CAGLIARI – Ci sono vittorie che pesano più di altre. Non solo per i tre punti in classifica, ma per il carico di significati che si portano dietro. Quella della Juventus all’Unipol Domus contro il Cagliari è una di queste. Per Massimiliano Allegri è un ritorno al passato, un tuffo nelle emozioni di una terra che lo ha visto crescere e affermarsi come allenatore di grande prospettiva. Un legame suggellato dal gesto, prima della gara, di siglare il pannello del museo rossoblù che ricorda le sue annate in Sardegna. Ma il calcio, si sa, non vive di ricordi. E il presente dice che la sua Juventus, pur soffrendo, ha conquistato una vittoria capitale, di quelle “sporche” ma necessarie per chi ambisce al vertice.

ANALISI DI UNA GARA A DUE VOLTI

L’analisi del tecnico livornese al termine del match è, come sempre, lucida e senza sconti. “Molto emozionante tornare indietro”, ammette, ma subito dopo il focus si sposta sul campo, su una prestazione dai due volti. “Siamo stati imprecisi nel primo tempo quando potevamo fare meglio, anzi i primi tiri sono stati del Cagliari”. Una fotografia onesta di una prima frazione in cui i padroni di casa, spinti da un pubblico caloroso, hanno messo in difficoltà la capolista con un pressing aggressivo e ripartenze veloci. La Juventus è apparsa contratta, quasi sorpresa dalla veemenza degli avversari, faticando a costruire gioco e a rendersi pericolosa.
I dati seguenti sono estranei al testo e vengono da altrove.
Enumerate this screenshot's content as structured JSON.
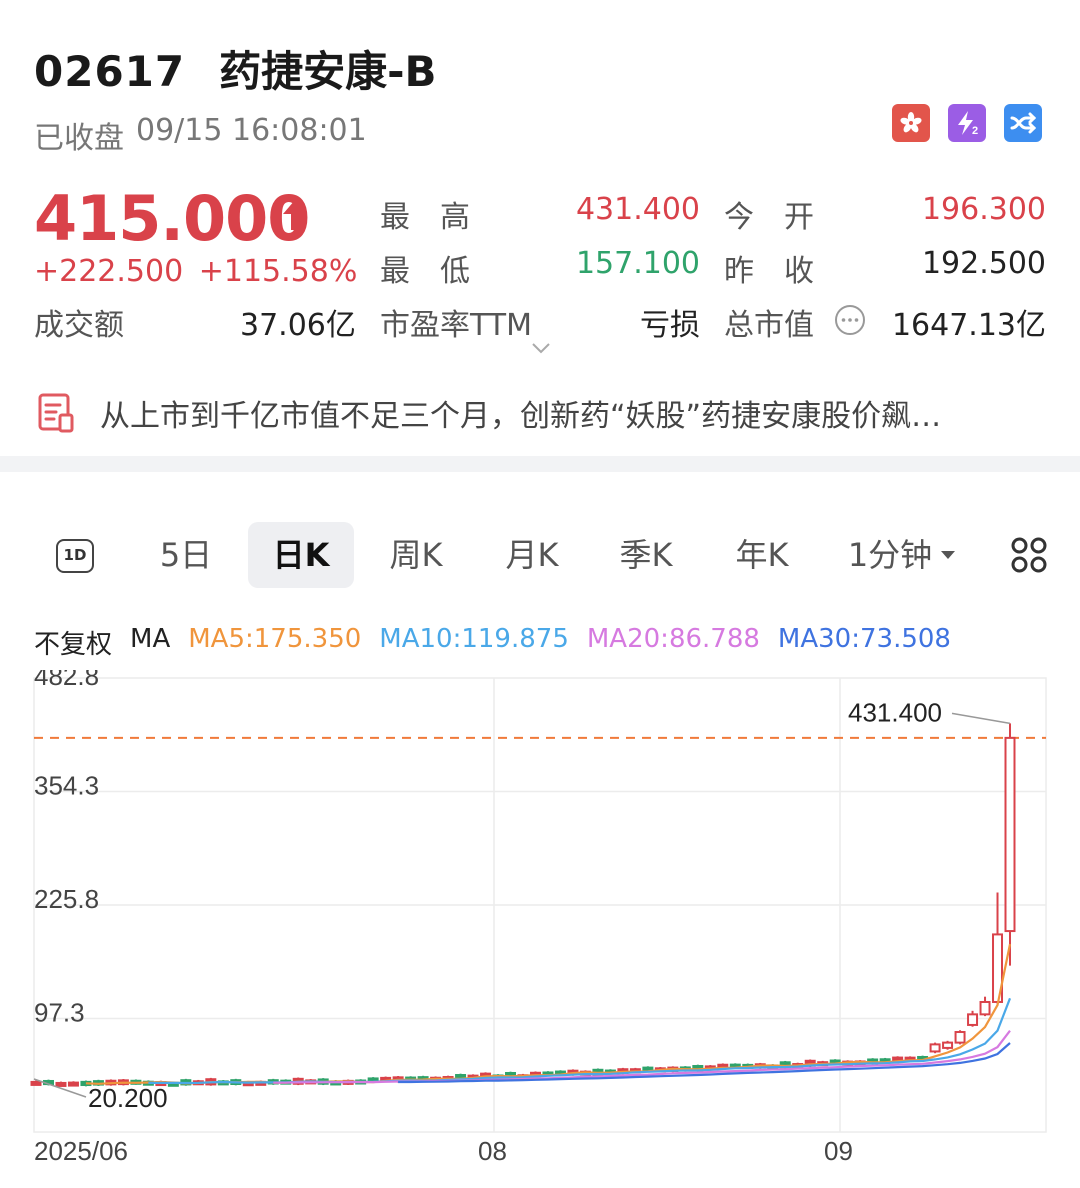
{
  "header": {
    "code": "02617",
    "name": "药捷安康-B",
    "status": "已收盘",
    "datetime": "09/15 16:08:01",
    "badges": [
      "hk-flag-icon",
      "lightning-2-icon",
      "shuffle-icon"
    ]
  },
  "quote": {
    "price": "415.000",
    "change": "+222.500",
    "change_pct": "+115.58%",
    "turnover_label": "成交额",
    "turnover": "37.06亿",
    "high_label": "最　高",
    "high": "431.400",
    "low_label": "最　低",
    "low": "157.100",
    "pe_label": "市盈率TTM",
    "pe": "亏损",
    "open_label": "今　开",
    "open": "196.300",
    "prev_close_label": "昨　收",
    "prev_close": "192.500",
    "mktcap_label": "总市值",
    "mktcap": "1647.13亿"
  },
  "news": {
    "text": "从上市到千亿市值不足三个月，创新药“妖股”药捷安康股价飙…"
  },
  "tabs": {
    "t1d": "1D",
    "t5d": "5日",
    "tday": "日K",
    "tweek": "周K",
    "tmonth": "月K",
    "tquarter": "季K",
    "tyear": "年K",
    "tmin": "1分钟"
  },
  "ma": {
    "adjust": "不复权",
    "label": "MA",
    "ma5": "MA5:175.350",
    "ma10": "MA10:119.875",
    "ma20": "MA20:86.788",
    "ma30": "MA30:73.508"
  },
  "colors": {
    "up": "#d9424a",
    "down": "#2fa36b",
    "ma5": "#f0953c",
    "ma10": "#4aa8e8",
    "ma20": "#d67ae0",
    "ma30": "#3f73e0"
  },
  "chart_data": {
    "type": "candlestick",
    "y_ticks": [
      "482.8",
      "354.3",
      "225.8",
      "97.3"
    ],
    "x_ticks": [
      "2025/06",
      "08",
      "09"
    ],
    "ylim": [
      -31.2,
      482.8
    ],
    "max_label": "431.400",
    "min_label": "20.200",
    "reference_line": 415.0,
    "candles_tail": [
      {
        "o": 60,
        "c": 68,
        "h": 70,
        "l": 58
      },
      {
        "o": 64,
        "c": 70,
        "h": 72,
        "l": 62
      },
      {
        "o": 70,
        "c": 82,
        "h": 84,
        "l": 68
      },
      {
        "o": 90,
        "c": 102,
        "h": 106,
        "l": 88
      },
      {
        "o": 102,
        "c": 116,
        "h": 122,
        "l": 100
      },
      {
        "o": 116,
        "c": 192.5,
        "h": 240,
        "l": 114
      },
      {
        "o": 196.3,
        "c": 415.0,
        "h": 431.4,
        "l": 157.1
      }
    ]
  }
}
Nella ripresa, però, la musica è cambiata. “Poi ci siamo organizzati bene. Il Cagliari è stato aggressivo, noi però nella ripresa siamo cresciuti”. È qui che si è vista la mano dell’allenatore e la solidità di una squadra abituata a gestire i momenti complicati. Con alcuni accorgimenti tattici e una maggiore intensità, i bianconeri hanno preso in mano le redini del gioco, alzando il baricentro e trovando le giocate per scardinare la difesa sarda. Una crescita che Allegri considera un segnale importante, quasi più della vittoria stessa: “Secondo me stiamo crescendo, paradossalmente anche meglio rispetto alla gara con il Verona”. Un riferimento, quest’ultimo, a una vittoria precedente magari più netta nel risultato ma meno convincente sul piano della reazione e della capacità di adattamento.

L’IMPERATIVO DELLA CINICITÀ E LE NOTE LIETE

Nonostante la soddisfazione per i tre punti e per la crescita mostrata, Allegri non nasconde un velo di critica verso i suoi. Un monito che è quasi un mantra del suo credo calcistico: “Però dovevamo fare di più perché queste partite non si devono lasciare aperte”. È il richiamo alla “cattiveria” agonistica, alla necessità di chiudere i conti quando se ne ha l’opportunità per non rischiare beffe nel finale. Una lezione che una squadra che punta allo Scudetto deve imparare in fretta.

Tra le note più positive della serata c’è sicuramente l’impatto di Niclas Füllkrug. L’attaccante tedesco, entrato a gara in corso, ha dato vivacità e peso all’attacco. “Ha portato molta positività, è in ritardo ma ci darà una mano, ha caratteristiche che non avevamo”. Parole che sanno di investitura per un giocatore che, con la sua fisicità e il suo senso della porta, può diventare un’alternativa preziosa e un’arma tattica diversa nel lungo percorso della stagione. Infine, uno sguardo al futuro del calcio italiano, con un apprezzamento per il duello tra due giovani promettenti, Bartesaghi e Palestra: “Un bel duello, i giocatori forti in Italia ci sono”. Un messaggio di fiducia verso le nuove generazioni, un segnale che il nostro movimento, spesso criticato, ha ancora talenti su cui puntare. La Juventus torna da Cagliari con una vittoria di platino, consapevole di dover ancora lavorare per raggiungere la perfezione, ma con la certezza di avere un carattere d’acciaio e una guida che sa leggere le partite come pochi altri.